Today, the Jewish community in Egypt amounts to only 200. These Jews left assets
of $2.5 billion, for which they should now be compensated.
There are
no Jews in Algeria today. That country is also Judenrein. In 1948 there
were 130,000 Jews in Algeria. In Morocco, which was the home of 286,000 Jews
before 1948, there are today only 5,800 Jews. Similar decimation occurred in
Syria, Tunisia, Yemen and other Arab states. The governments of the these
countries forcibly expelled all Jews, who then increased the Israeli population.
From the Arab point of view that was indeed as stupid a policy as the Arab
incitement of the Russian population against the Jews in that country. That
anti-Jewish campaign by the Arab agitators led to the arrival in Israel of over
a million Russian Jews. Many of the Jews were engineers and scientists of the
first order. This helped Israel a great deal. Now the Arabs are making life
miserable for the Jews of France and Belgium. There are over 600,000 Jews in
France. If the Arabs keep up their attacks on these European Jews then Israel
will again absorb a large contingent of Jews forced to flee France (and
Belgium).
The Jewish
exodus from the Arab lands was dramatic. Many Jews fled on foot while others
were rescued by “Operation Magic Carpet.” This consisted of bringing 45,000
Yemeni Jews to Israel by plane.
It is
evident, therefore, that the “refugee problem” in Israel consists of the
failure of the Arabs to pay compensation to the one million Jews who were driven
out of their homelands by the Arab hate mongers.
The Arabs
say that Israel must accept one million so-called Arab “refugees”. The
purpose of that argument is of course the destruction of Israel. Unable to
defeat the Jews on the battlefield, the Arab cowards want to now destroy Israel
by means of a population “bomb” which will decimate the Jewish community.
The
mistreatment of Jews in Arab lands was universal. From the beginning of Islam in
622 C.E. Islam preached an anti-Jewish gospel. In 627 Mohammed's followers
killed 900 Jews in Arabia for the “sin” of refusing conversion to the new
religion. The Koran, the Scripture of the Moslems, includes these verses: (Sura
2:61) “They (the Jews) are consigned to humiliation and wretchedness. They
brought the wrath of God upon themselves etc.” In Sura 5:64 “the Jews” are
accused of corruption, in 5:76 “the Jews” are disobedient and in 21:9798 the
Jews are the enemies of Allah and the angels. Jews, throughout Moslem history,
had to pay a special tax. Jews were forbidden, on pain of death, to criticize
the Koran. This applied to Christians as well. Jews were forbidden to touch a
Moslem woman although Moslem men are allowed to deal with Jewish women. Jews
were always excluded from public office, were not allowed to ride horses or
camels, could not build a synagogue higher than a mosque, nor drink wine in
public. Jews were not allowed to pray, except at home, and Jews had to get off
the sidewalk if a Moslem passed by. A Jew could not testify in a Moslem court.

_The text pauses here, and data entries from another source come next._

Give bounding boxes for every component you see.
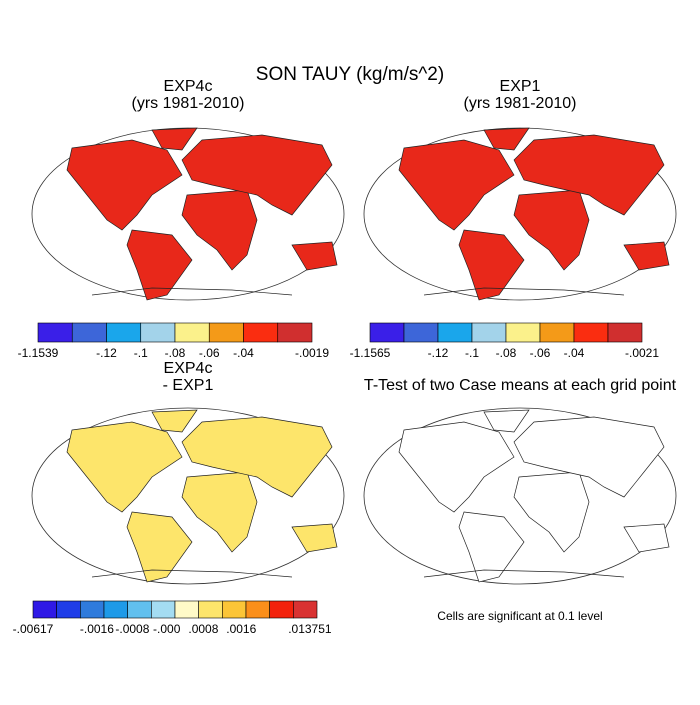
panel-title: T-Test of two Case means at each grid po… bbox=[364, 377, 677, 394]
colorbar-label: -1.1565 bbox=[350, 346, 391, 360]
map-panel bbox=[363, 407, 677, 585]
colorbar-label: -.12 bbox=[428, 346, 449, 360]
colorbar-label: -.000 bbox=[153, 622, 181, 636]
colorbar-label: -.00617 bbox=[13, 622, 54, 636]
panel-title: - EXP1 bbox=[163, 377, 214, 394]
colorbar-box bbox=[369, 322, 405, 343]
colorbar-box bbox=[607, 322, 643, 343]
colorbar-box bbox=[539, 322, 575, 343]
colorbar-box bbox=[245, 600, 270, 619]
colorbar-label: .0016 bbox=[226, 622, 256, 636]
colorbar-box bbox=[32, 600, 57, 619]
colorbar-box bbox=[277, 322, 313, 343]
colorbar-box bbox=[293, 600, 318, 619]
panel-title: EXP4c bbox=[164, 360, 213, 377]
panel-title: EXP4c bbox=[164, 78, 213, 95]
panel-title: (yrs 1981-2010) bbox=[464, 95, 577, 112]
colorbar-box bbox=[198, 600, 223, 619]
colorbar-label: -1.1539 bbox=[18, 346, 59, 360]
map-panel bbox=[31, 407, 345, 585]
colorbar-label: -.04 bbox=[233, 346, 254, 360]
colorbar-label: -.1 bbox=[134, 346, 148, 360]
colorbar-box bbox=[37, 322, 73, 343]
colorbar-box bbox=[151, 600, 176, 619]
colorbar-box bbox=[140, 322, 176, 343]
footnote: Cells are significant at 0.1 level bbox=[437, 609, 602, 623]
colorbar-box bbox=[103, 600, 128, 619]
map-panel bbox=[31, 127, 345, 301]
colorbar-box bbox=[403, 322, 439, 343]
colorbar-box bbox=[174, 322, 210, 343]
colorbar-box bbox=[573, 322, 609, 343]
colorbar-box bbox=[505, 322, 541, 343]
colorbar-label: -.0021 bbox=[625, 346, 659, 360]
colorbar-box bbox=[56, 600, 81, 619]
colorbar-label: -.0008 bbox=[115, 622, 149, 636]
map-panel bbox=[363, 127, 677, 301]
colorbar-label: -.06 bbox=[199, 346, 220, 360]
figure-title: SON TAUY (kg/m/s^2) bbox=[256, 64, 444, 85]
colorbar-label: -.06 bbox=[530, 346, 551, 360]
colorbar-label: -.1 bbox=[465, 346, 479, 360]
colorbar-label: -.08 bbox=[165, 346, 186, 360]
colorbar-box bbox=[106, 322, 142, 343]
colorbar-box bbox=[71, 322, 107, 343]
panel-title: (yrs 1981-2010) bbox=[132, 95, 245, 112]
panel-title: EXP1 bbox=[500, 78, 541, 95]
colorbar-box bbox=[174, 600, 199, 619]
colorbar-label: -.12 bbox=[96, 346, 117, 360]
colorbar-label: .0008 bbox=[188, 622, 218, 636]
colorbar-box bbox=[208, 322, 244, 343]
colorbar-box bbox=[471, 322, 507, 343]
colorbar-box bbox=[269, 600, 294, 619]
colorbar-label: -.08 bbox=[496, 346, 517, 360]
colorbar-box bbox=[80, 600, 105, 619]
colorbar-box bbox=[127, 600, 152, 619]
colorbar-label: -.0016 bbox=[80, 622, 114, 636]
colorbar-label: -.0019 bbox=[295, 346, 329, 360]
colorbar-box bbox=[437, 322, 473, 343]
colorbar-box bbox=[222, 600, 247, 619]
colorbar-label: -.04 bbox=[564, 346, 585, 360]
colorbar-label: .013751 bbox=[288, 622, 332, 636]
colorbar-box bbox=[243, 322, 279, 343]
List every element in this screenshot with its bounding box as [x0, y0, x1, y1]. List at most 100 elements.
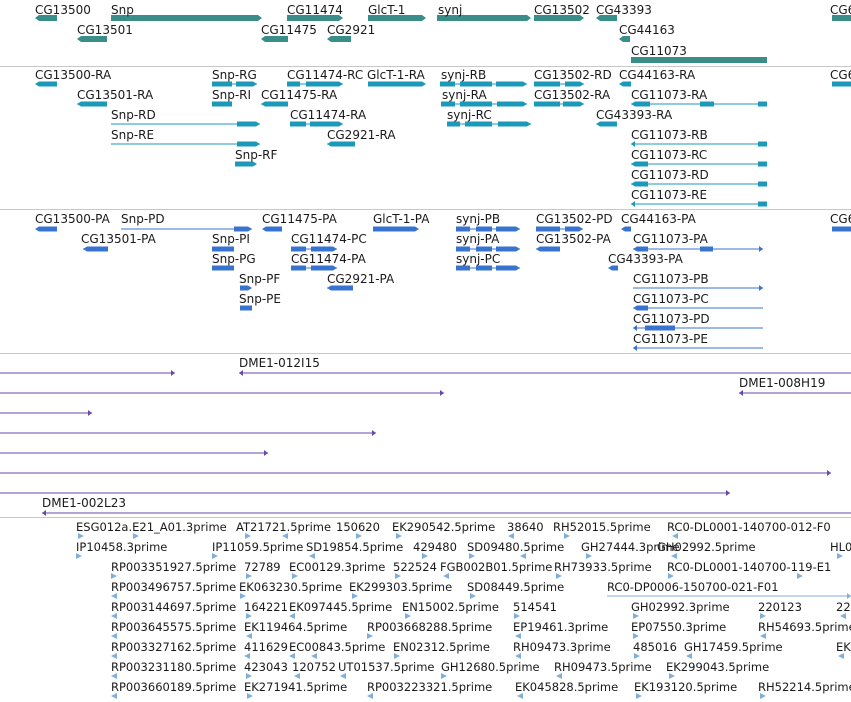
mrna-glyph-exon[interactable] — [758, 181, 767, 187]
est-label[interactable]: RC0-DP0006-150700-021-F01 — [607, 580, 779, 594]
est-glyph[interactable] — [564, 533, 570, 539]
est-label[interactable]: RP003144697.5prime — [111, 600, 237, 614]
mrna-label[interactable]: Snp-RI — [212, 88, 252, 102]
est-label[interactable]: RP003496757.5prime — [111, 580, 237, 594]
protein-label[interactable]: synj-PC — [456, 252, 501, 266]
protein-label[interactable]: CG11073-PC — [633, 292, 709, 306]
est-glyph[interactable] — [395, 573, 401, 579]
mrna-label[interactable]: Snp-RE — [111, 128, 155, 142]
est-glyph[interactable] — [240, 593, 246, 599]
bac-label[interactable]: DME1-008H19 — [739, 376, 826, 390]
mrna-glyph-exon[interactable] — [212, 81, 232, 87]
est-glyph[interactable] — [405, 613, 411, 619]
protein-glyph-exon[interactable] — [496, 265, 520, 271]
gene-label[interactable]: CG2921 — [327, 23, 376, 37]
protein-label[interactable]: CG2921-PA — [327, 272, 395, 286]
mrna-label[interactable]: synj-RB — [441, 68, 487, 82]
mrna-glyph-exon[interactable] — [261, 101, 288, 107]
mrna-glyph[interactable] — [619, 81, 631, 87]
est-glyph-arrow[interactable] — [847, 593, 851, 599]
est-label[interactable]: UT01537.5prime — [338, 660, 435, 674]
est-label[interactable]: RP003327162.5prime — [111, 640, 237, 654]
est-label[interactable]: RP003668288.5prime — [367, 620, 493, 634]
est-label[interactable]: RP003223321.5prime — [367, 680, 493, 694]
bac-glyph-arrow[interactable] — [827, 470, 831, 476]
gene-glyph[interactable] — [619, 36, 630, 42]
est-label[interactable]: 150620 — [336, 520, 380, 534]
est-glyph[interactable] — [837, 553, 843, 559]
gene-label[interactable]: CG6 — [830, 3, 851, 17]
gene-glyph[interactable] — [631, 57, 767, 63]
protein-label[interactable]: CG13500-PA — [35, 212, 110, 226]
est-glyph[interactable] — [340, 673, 346, 679]
est-label[interactable]: 429480 — [413, 540, 457, 554]
est-glyph[interactable] — [760, 633, 766, 639]
est-glyph[interactable] — [556, 673, 562, 679]
mrna-label[interactable]: CG6 — [830, 68, 851, 82]
protein-glyph-arrow[interactable] — [759, 285, 763, 291]
mrna-glyph-exon[interactable] — [631, 101, 650, 107]
mrna-glyph-exon[interactable] — [563, 101, 584, 107]
protein-glyph-arrow[interactable] — [633, 345, 637, 351]
protein-glyph-exon[interactable] — [456, 265, 470, 271]
est-glyph[interactable] — [356, 533, 362, 539]
mrna-glyph-exon[interactable] — [306, 81, 343, 87]
mrna-glyph-exon[interactable] — [460, 101, 492, 107]
mrna-glyph[interactable] — [596, 121, 617, 127]
est-label[interactable]: 120752 — [292, 660, 336, 674]
est-label[interactable]: EK193120.5prime — [634, 680, 738, 694]
est-label[interactable]: FGB002B01.5prime — [440, 560, 553, 574]
est-label[interactable]: EK299303.5prime — [349, 580, 453, 594]
est-label[interactable]: SD09480.5prime — [467, 540, 565, 554]
gene-label[interactable]: CG43393 — [596, 3, 652, 17]
mrna-label[interactable]: synj-RC — [447, 108, 492, 122]
protein-label[interactable]: CG43393-PA — [608, 252, 683, 266]
est-glyph[interactable] — [245, 533, 251, 539]
mrna-glyph-exon[interactable] — [237, 121, 260, 127]
mrna-glyph-exon[interactable] — [465, 121, 492, 127]
est-label[interactable]: RH54693.5prime — [758, 620, 851, 634]
est-glyph[interactable] — [838, 653, 844, 659]
est-glyph[interactable] — [515, 653, 521, 659]
bac-glyph-arrow[interactable] — [239, 370, 243, 376]
est-glyph[interactable] — [247, 693, 253, 699]
protein-label[interactable]: CG11073-PA — [633, 232, 708, 246]
protein-glyph-exon[interactable] — [476, 226, 492, 232]
est-glyph[interactable] — [441, 673, 447, 679]
gene-label[interactable]: CG11475 — [261, 23, 317, 37]
est-label[interactable]: ESG012a.E21_A01.3prime — [76, 520, 227, 534]
mrna-glyph-exon[interactable] — [237, 141, 260, 147]
est-glyph[interactable] — [760, 693, 766, 699]
protein-glyph-exon[interactable] — [565, 226, 583, 232]
est-label[interactable]: 514541 — [513, 600, 557, 614]
est-label[interactable]: GH12680.5prime — [441, 660, 540, 674]
est-glyph[interactable] — [633, 613, 639, 619]
est-label[interactable]: RH52015.5prime — [553, 520, 651, 534]
mrna-glyph-exon[interactable] — [534, 81, 560, 87]
est-glyph[interactable] — [294, 673, 300, 679]
protein-glyph-exon[interactable] — [83, 246, 108, 252]
mrna-glyph-exon[interactable] — [447, 121, 460, 127]
est-glyph[interactable] — [76, 553, 82, 559]
est-glyph[interactable] — [514, 613, 520, 619]
bac-glyph-arrow[interactable] — [440, 390, 444, 396]
protein-label[interactable]: Snp-PG — [212, 252, 256, 266]
protein-label[interactable]: CG6 — [830, 212, 851, 226]
mrna-label[interactable]: CG11073-RD — [631, 168, 709, 182]
protein-label[interactable]: CG11474-PA — [291, 252, 366, 266]
mrna-label[interactable]: Snp-RF — [235, 148, 278, 162]
protein-label[interactable]: Snp-PD — [121, 212, 165, 226]
est-glyph[interactable] — [394, 653, 400, 659]
protein-glyph[interactable] — [212, 246, 234, 252]
gene-label[interactable]: Snp — [111, 3, 134, 17]
mrna-glyph-exon[interactable] — [631, 161, 648, 167]
est-label[interactable]: EP19461.3prime — [513, 620, 609, 634]
protein-glyph-exon[interactable] — [536, 246, 560, 252]
est-glyph[interactable] — [672, 533, 678, 539]
est-glyph[interactable] — [367, 693, 373, 699]
protein-glyph[interactable] — [262, 226, 282, 232]
est-glyph[interactable] — [246, 673, 252, 679]
protein-label[interactable]: CG11474-PC — [291, 232, 367, 246]
mrna-glyph-exon[interactable] — [290, 121, 306, 127]
gene-glyph[interactable] — [327, 36, 351, 42]
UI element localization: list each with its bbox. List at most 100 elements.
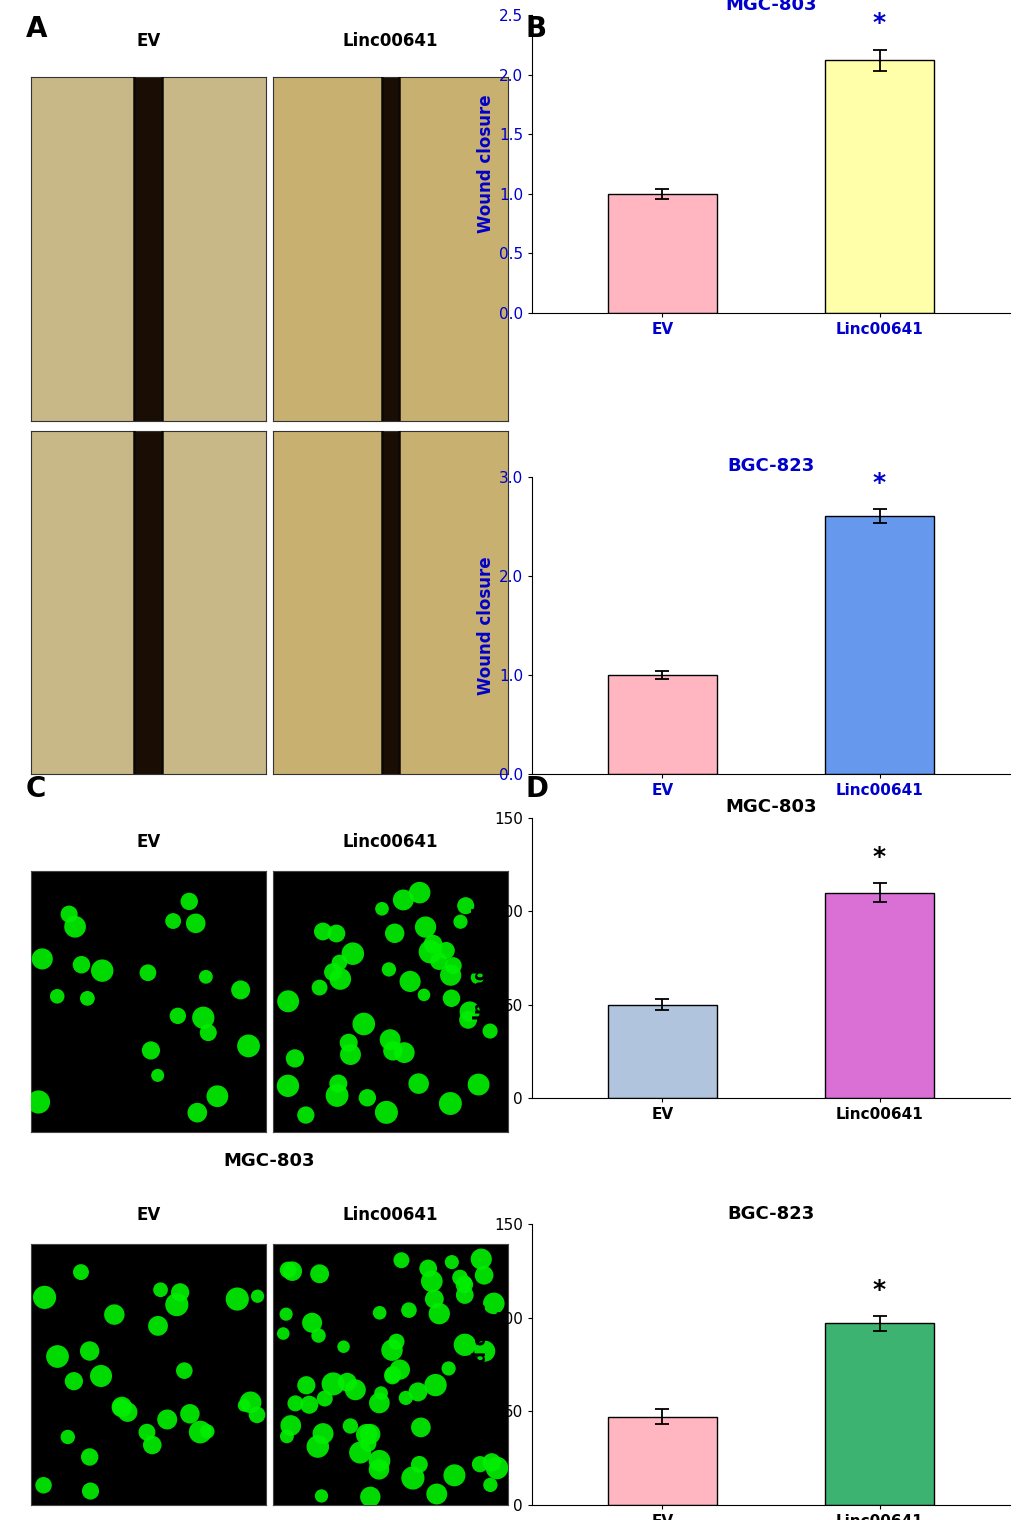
Point	[472, 1452, 488, 1476]
Point	[189, 1100, 205, 1125]
Point	[461, 999, 477, 1023]
Point	[469, 965, 485, 990]
Text: B: B	[525, 15, 546, 43]
Y-axis label: Wound closure: Wound closure	[476, 556, 494, 695]
Point	[198, 965, 214, 990]
Point	[176, 1359, 193, 1383]
Point	[275, 1321, 291, 1345]
Point	[119, 1400, 136, 1424]
Point	[73, 953, 90, 977]
Point	[199, 1420, 215, 1444]
Point	[411, 880, 427, 904]
Point	[152, 1278, 168, 1303]
Point	[428, 1482, 444, 1506]
Point	[384, 1038, 400, 1062]
Point	[325, 1371, 341, 1395]
Point	[83, 1479, 99, 1503]
Point	[279, 1259, 296, 1283]
Text: C: C	[25, 775, 46, 803]
Point	[34, 947, 50, 971]
Point	[362, 1485, 378, 1509]
Point	[344, 941, 361, 965]
Point	[328, 1084, 344, 1108]
Text: MGC-803: MGC-803	[223, 1152, 315, 1170]
Point	[298, 1373, 314, 1397]
Point	[384, 1363, 400, 1388]
Point	[384, 1362, 400, 1386]
Point	[446, 1464, 463, 1488]
Point	[360, 1432, 376, 1456]
Point	[393, 1248, 410, 1272]
Point	[304, 1310, 320, 1335]
Point	[159, 1408, 175, 1432]
Point	[144, 1433, 160, 1458]
Point	[113, 1395, 129, 1420]
Point	[373, 1382, 389, 1406]
Point	[330, 1072, 346, 1096]
Point	[443, 986, 460, 1011]
Text: EV: EV	[136, 1205, 160, 1224]
Point	[395, 1041, 412, 1066]
Point	[243, 1391, 259, 1415]
Point	[249, 1403, 265, 1427]
Text: Linc00641: Linc00641	[342, 32, 438, 50]
Point	[342, 1043, 359, 1067]
Point	[250, 1284, 266, 1309]
Point	[338, 1370, 355, 1394]
Point	[331, 950, 347, 974]
Point	[382, 1028, 398, 1052]
Point	[310, 1324, 326, 1348]
Point	[106, 1303, 122, 1327]
Point	[371, 1458, 387, 1482]
Bar	[607, 195, 716, 313]
Point	[195, 1006, 211, 1031]
Point	[113, 1395, 129, 1420]
Point	[209, 1084, 225, 1108]
Point	[311, 976, 327, 1000]
Text: EV: EV	[136, 833, 160, 851]
Point	[181, 889, 198, 914]
Bar	[382, 78, 398, 421]
Point	[451, 1265, 468, 1289]
Point	[315, 1421, 331, 1446]
Y-axis label: Invaded cells: Invaded cells	[472, 1303, 489, 1426]
Point	[150, 1062, 166, 1087]
Point	[356, 1012, 372, 1037]
Point	[388, 1330, 405, 1354]
Point	[342, 1414, 359, 1438]
Point	[140, 961, 156, 985]
Point	[444, 953, 461, 977]
Point	[298, 1104, 314, 1128]
Point	[37, 1286, 53, 1310]
Point	[278, 1424, 294, 1449]
Point	[437, 938, 453, 962]
Point	[386, 921, 403, 945]
Point	[49, 1344, 65, 1368]
Point	[371, 1301, 387, 1325]
Point	[451, 909, 468, 933]
Point	[397, 1386, 414, 1411]
Bar	[382, 430, 398, 775]
Point	[332, 967, 348, 991]
Point	[310, 1435, 326, 1459]
Bar	[135, 78, 162, 421]
Point	[481, 1018, 497, 1043]
Point	[328, 921, 344, 945]
Text: *: *	[872, 845, 886, 869]
Point	[411, 1452, 427, 1476]
Point	[229, 1287, 246, 1312]
Point	[59, 1424, 75, 1449]
Point	[455, 1272, 472, 1297]
Point	[442, 1091, 459, 1116]
Point	[286, 1046, 303, 1070]
Bar	[607, 1417, 716, 1505]
Point	[287, 1391, 304, 1415]
Point	[440, 1356, 457, 1380]
Bar	[824, 1324, 932, 1505]
Point	[371, 1391, 387, 1415]
Point	[400, 1298, 417, 1322]
Bar	[824, 517, 932, 775]
Point	[442, 964, 459, 988]
Text: Linc00641: Linc00641	[342, 1205, 438, 1224]
Y-axis label: Wound closure: Wound closure	[476, 94, 494, 234]
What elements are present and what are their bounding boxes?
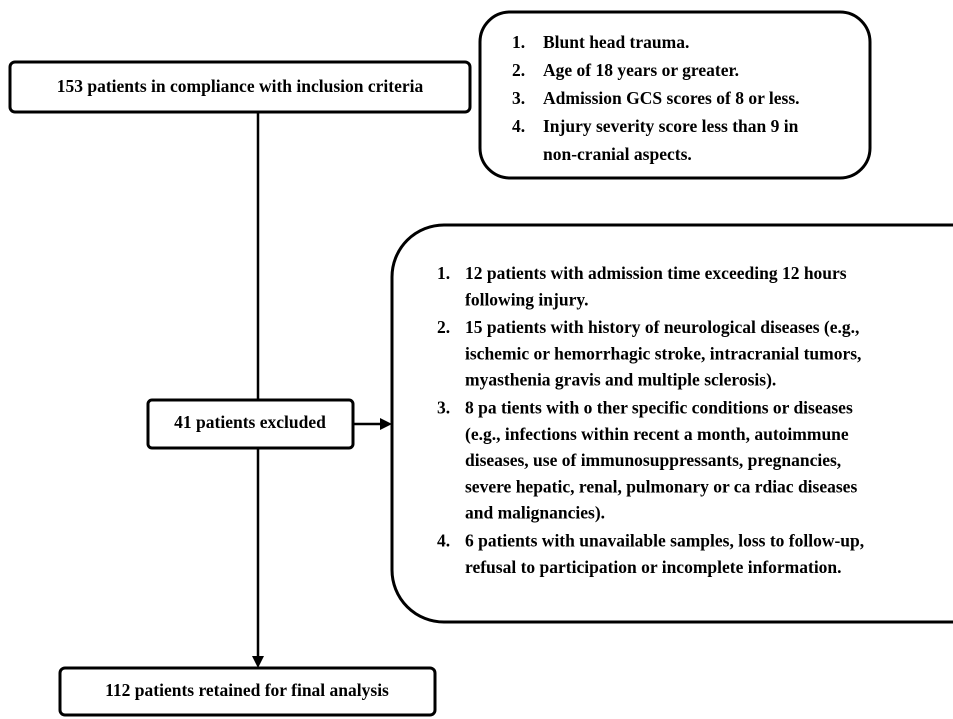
- item-text: non-cranial aspects.: [543, 144, 692, 164]
- item-text: (e.g., infections within recent a month,…: [465, 424, 849, 444]
- final-box: [58, 666, 437, 717]
- item-number: 4.: [437, 531, 450, 551]
- item-number: 3.: [512, 88, 525, 108]
- item-text: 15 patients with history of neurological…: [465, 317, 859, 337]
- item-number: 2.: [512, 60, 525, 80]
- item-text: 6 patients with unavailable samples, los…: [465, 531, 864, 551]
- item-text: 8 pa tients with o ther specific conditi…: [465, 398, 853, 418]
- item-text: diseases, use of immunosuppressants, pre…: [465, 450, 841, 470]
- item-text: 12 patients with admission time exceedin…: [465, 263, 847, 283]
- item-text: Blunt head trauma.: [543, 32, 689, 52]
- item-text: ischemic or hemorrhagic stroke, intracra…: [465, 343, 861, 363]
- item-number: 1.: [512, 32, 525, 52]
- item-text: Admission GCS scores of 8 or less.: [543, 88, 800, 108]
- criteria-box: [478, 10, 872, 180]
- inclusion-label: 153 patients in compliance with inclusio…: [57, 76, 424, 96]
- item-text: severe hepatic, renal, pulmonary or ca r…: [465, 476, 857, 496]
- item-text: Age of 18 years or greater.: [543, 60, 739, 80]
- item-text: refusal to participation or incomplete i…: [465, 557, 842, 577]
- item-number: 4.: [512, 116, 525, 136]
- item-text: myasthenia gravis and multiple sclerosis…: [465, 370, 776, 390]
- item-number: 3.: [437, 398, 450, 418]
- item-text: and malignancies).: [465, 503, 605, 523]
- inclusion-box: [8, 60, 472, 114]
- final-label: 112 patients retained for final analysis: [105, 680, 389, 700]
- item-number: 2.: [437, 317, 450, 337]
- arrowhead: [380, 418, 392, 430]
- arrowhead: [252, 656, 264, 668]
- excluded-label: 41 patients excluded: [174, 412, 326, 432]
- item-number: 1.: [437, 263, 450, 283]
- excluded-box: [146, 398, 355, 450]
- item-text: following injury.: [465, 289, 589, 309]
- exclusion-reasons-box: [390, 223, 953, 624]
- item-text: Injury severity score less than 9 in: [543, 116, 799, 136]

In addition, Jews and Christians had to wear distinctive clothes including a
yellow badge, an idea which was adopted by the Nazi brutes in the 1940’s.
Sudden
persecutions, violence and murder were constant events in the lives of the
Jewish communities in Moslem lands. For example, in 1066 Arab mobs murdered
Joseph HaNagid, the most prominent member of the Granada Jewish community and
then slaughtered all 5,000 Jews in that city. In 1465 Arab mobs attacked the
Jews of Fez in Morocco, killing thousands. In the 12th century
similar murders of Jews took place in North Africa and as late as 1785 hundreds
of Jews were murdered in Libya. In 1805, 1830 and 1880 massacres of Jews
occurred in Marrakesh.
Synagogues
were burnt in Egypt, Syria, Iraq, and Yemen for centuries. Repeatedly Jews were
forced to convert to Islam or face death. The Jews in all Arab countries lived
in ghettos (from get, a Hebrew word for divorce or separation). Jews in
Morocco were forced to walk barefoot as Moslem children were encouraged to throw
stones at Jews on the street. In the Ottoman Empire “ritual murder” was
attributed to Jews every year at Pesach. These horrors continued until the Jews
of Israel made themselves independent despite the United Nations and the Arab
haters.
Therefore,
do not fall for the propaganda that the trouble between Jews and Arabs was
caused by the establishment of Israel. Exactly the opposite. If
Israel did not exist, the Jews in Arab lands would still be in the ghetto, still
the butt of Moslem hatred.
In sum, we learn here that
the Exodus from Arab lands was as much a liberation from slavery as the first
Exodus. Let us, after the recent Pesach season, keep that in mind and stand up
for the rights of the Jews from Egypt and Jordan, from Iraq and Yemen, from
Syria and Iran from all those places who have not yet learned the lesson of
Leviticus 19:18 (Look it up).
Shalom u’vracha.
Dr. Gerhard Falk is the author of numerous publications,
including Grandparents:
A New Look at the Supporting Generation (with Dr. Ursula A., Falk, 2002),
& Man's
Ascent to Reason (2003).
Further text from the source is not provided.